A re-telling of a true-crime story.  I find the language stilted though the subject matter and characters are intriguing.  Belle, the actress, is so one-dimensionally mean.  A vain woman and a fun role for an actress to play since she’s so darn nasty. Anyone would want her murdered.  There’s a great creepy scene at the bathtub in this play.  I liked the silent scary visuals.  Marcie and Florie are two silly gabs; I like their gossipy in-tandem speaking style.

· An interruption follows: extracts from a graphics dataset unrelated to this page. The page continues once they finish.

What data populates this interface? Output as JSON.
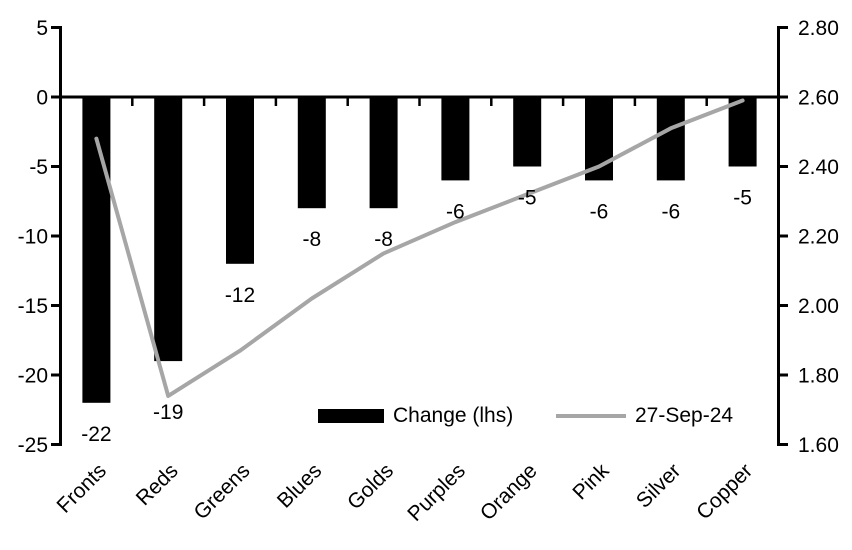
{
  "chart_data": {
    "type": "combo-bar-line",
    "title": "",
    "categories": [
      "Fronts",
      "Reds",
      "Greens",
      "Blues",
      "Golds",
      "Purples",
      "Orange",
      "Pink",
      "Silver",
      "Copper"
    ],
    "series": [
      {
        "name": "Change (lhs)",
        "type": "bar",
        "axis": "left",
        "color": "#000000",
        "values": [
          -22,
          -19,
          -12,
          -8,
          -8,
          -6,
          -5,
          -6,
          -6,
          -5
        ],
        "data_labels": [
          "-22",
          "-19",
          "-12",
          "-8",
          "-8",
          "-6",
          "-5",
          "-6",
          "-6",
          "-5"
        ]
      },
      {
        "name": "27-Sep-24",
        "type": "line",
        "axis": "right",
        "color": "#a6a6a6",
        "values": [
          2.48,
          1.74,
          1.87,
          2.02,
          2.15,
          2.24,
          2.32,
          2.4,
          2.51,
          2.59
        ]
      }
    ],
    "left_axis": {
      "range": [
        -25,
        5
      ],
      "ticks": [
        5,
        0,
        -5,
        -10,
        -15,
        -20,
        -25
      ],
      "tick_labels": [
        "5",
        "0",
        "-5",
        "-10",
        "-15",
        "-20",
        "-25"
      ]
    },
    "right_axis": {
      "range": [
        1.6,
        2.8
      ],
      "ticks": [
        2.8,
        2.6,
        2.4,
        2.2,
        2.0,
        1.8,
        1.6
      ],
      "tick_labels": [
        "2.80",
        "2.60",
        "2.40",
        "2.20",
        "2.00",
        "1.80",
        "1.60"
      ]
    },
    "legend": {
      "position": "bottom-inside",
      "entries": [
        {
          "label": "Change (lhs)",
          "swatch": "bar",
          "color": "#000000"
        },
        {
          "label": "27-Sep-24",
          "swatch": "line",
          "color": "#a6a6a6"
        }
      ]
    },
    "grid": false,
    "plot_background": "#ffffff",
    "axis_color": "#000000"
  }
}
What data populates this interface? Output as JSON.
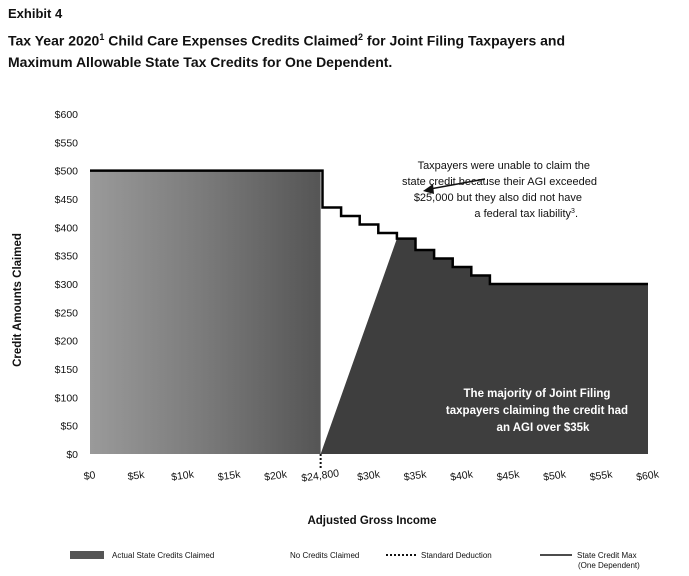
{
  "header": {
    "exhibit": "Exhibit 4",
    "title_part1": "Tax Year 2020",
    "title_sup1": "1",
    "title_part2": " Child Care Expenses Credits Claimed",
    "title_sup2": "2",
    "title_part3": " for Joint Filing Taxpayers and",
    "title_line2": "Maximum Allowable State Tax Credits for One Dependent."
  },
  "chart_data": {
    "type": "area",
    "ylabel": "Credit Amounts Claimed",
    "xlabel": "Adjusted Gross Income",
    "xlim": [
      0,
      60000
    ],
    "ylim": [
      0,
      600
    ],
    "y_ticks": [
      0,
      50,
      100,
      150,
      200,
      250,
      300,
      350,
      400,
      450,
      500,
      550,
      600
    ],
    "y_tick_labels": [
      "$0",
      "$50",
      "$100",
      "$150",
      "$200",
      "$250",
      "$300",
      "$350",
      "$400",
      "$450",
      "$500",
      "$550",
      "$600"
    ],
    "x_ticks": [
      0,
      5000,
      10000,
      15000,
      20000,
      24800,
      30000,
      35000,
      40000,
      45000,
      50000,
      55000,
      60000
    ],
    "x_tick_labels": [
      "$0",
      "$5k",
      "$10k",
      "$15k",
      "$20k",
      "$24,800",
      "$30k",
      "$35k",
      "$40k",
      "$45k",
      "$50k",
      "$55k",
      "$60k"
    ],
    "standard_deduction_x": 24800,
    "series": [
      {
        "name": "Actual State Credits Claimed",
        "color": "#3e3e3e",
        "points": [
          [
            0,
            500
          ],
          [
            24800,
            500
          ],
          [
            24800,
            0
          ],
          [
            33000,
            380
          ],
          [
            35000,
            380
          ],
          [
            35000,
            360
          ],
          [
            37000,
            360
          ],
          [
            37000,
            345
          ],
          [
            39000,
            345
          ],
          [
            39000,
            330
          ],
          [
            41000,
            330
          ],
          [
            41000,
            315
          ],
          [
            43000,
            315
          ],
          [
            43000,
            300
          ],
          [
            60000,
            300
          ]
        ]
      },
      {
        "name": "State Credit Max (One Dependent)",
        "color": "#000000",
        "points": [
          [
            0,
            500
          ],
          [
            25000,
            500
          ],
          [
            25000,
            435
          ],
          [
            27000,
            435
          ],
          [
            27000,
            420
          ],
          [
            29000,
            420
          ],
          [
            29000,
            405
          ],
          [
            31000,
            405
          ],
          [
            31000,
            390
          ],
          [
            33000,
            390
          ],
          [
            33000,
            380
          ],
          [
            35000,
            380
          ],
          [
            35000,
            360
          ],
          [
            37000,
            360
          ],
          [
            37000,
            345
          ],
          [
            39000,
            345
          ],
          [
            39000,
            330
          ],
          [
            41000,
            330
          ],
          [
            41000,
            315
          ],
          [
            43000,
            315
          ],
          [
            43000,
            300
          ],
          [
            60000,
            300
          ]
        ]
      }
    ],
    "annotations": {
      "top_lines": [
        "Taxpayers were unable to claim the",
        "state credit because their AGI exceeded",
        "$25,000 but they also did not have",
        "a federal tax liability",
        "3",
        "."
      ],
      "bottom_lines": [
        "The majority of Joint Filing",
        "taxpayers claiming the credit had",
        "an AGI over $35k"
      ]
    },
    "legend": [
      {
        "label": "Actual State Credits Claimed",
        "kind": "area"
      },
      {
        "label": "No Credits Claimed",
        "kind": "white"
      },
      {
        "label": "Standard Deduction",
        "kind": "dotted"
      },
      {
        "label": "State Credit Max",
        "label2": "(One Dependent)",
        "kind": "line"
      }
    ]
  }
}
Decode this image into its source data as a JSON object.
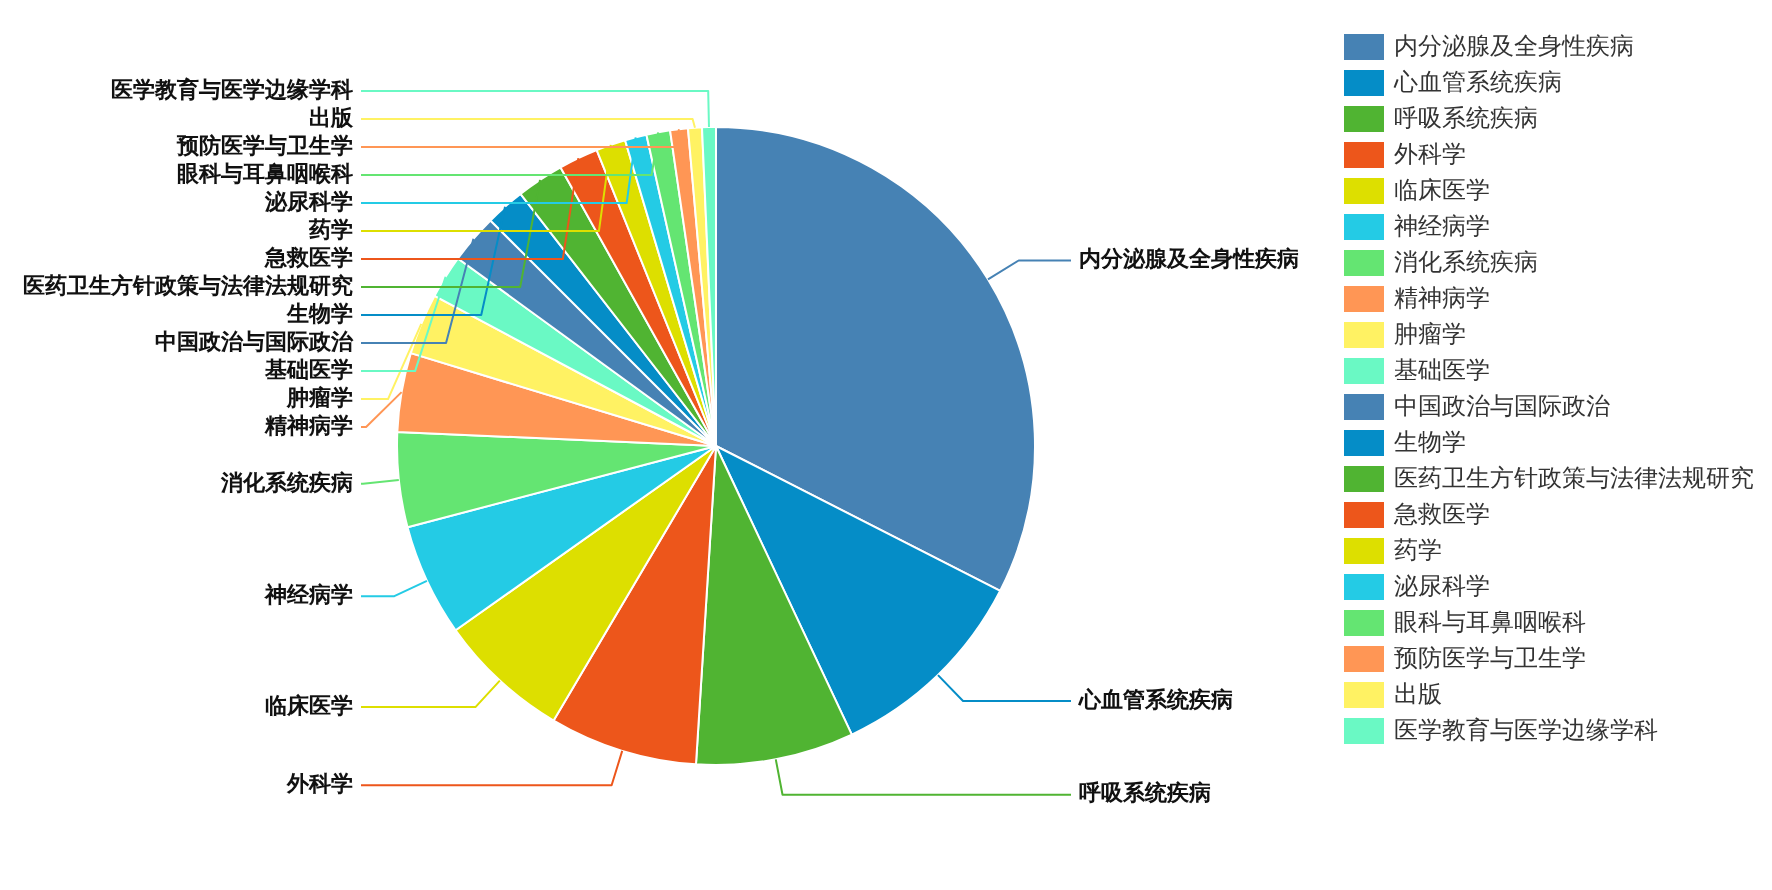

A touch of comedy.  The play picks up a bit in the court scene finale as we learn interesting unknown aspects; otherwise it’s not my favorite, too solely literal, without much of a definite mood attached.

ELOISE

An old man bemoans the loss of his wife and while reminiscing decides to join her in the afterlife. A nicely direct and poignant piece.

KILLING GARY

A serial killer is interviewed a detective and reveals her strange motives.  Cute.

ONE FOR THE ROAD

A man at the end of this life converses with Death as he finishes this last drink, finding clarity with the inevitable.

FRIENDS LIKE US

A Halloween session with an Ouija Board between 4 friends stirs up a whole lot of drama without needing to contact spirits from the other realms.  Interesting tool to use for truth-telling and exposing secrets, which is the innate purpose of this long-standing ghostly tool.

All in all The Dead Stage is a great device to enlighten playwrights who are fresh to the business, containing good simple easy-to-absorb insight.  I’d only put 4 to 5 of the best plays in this volume though and print all 16 in their own separate book.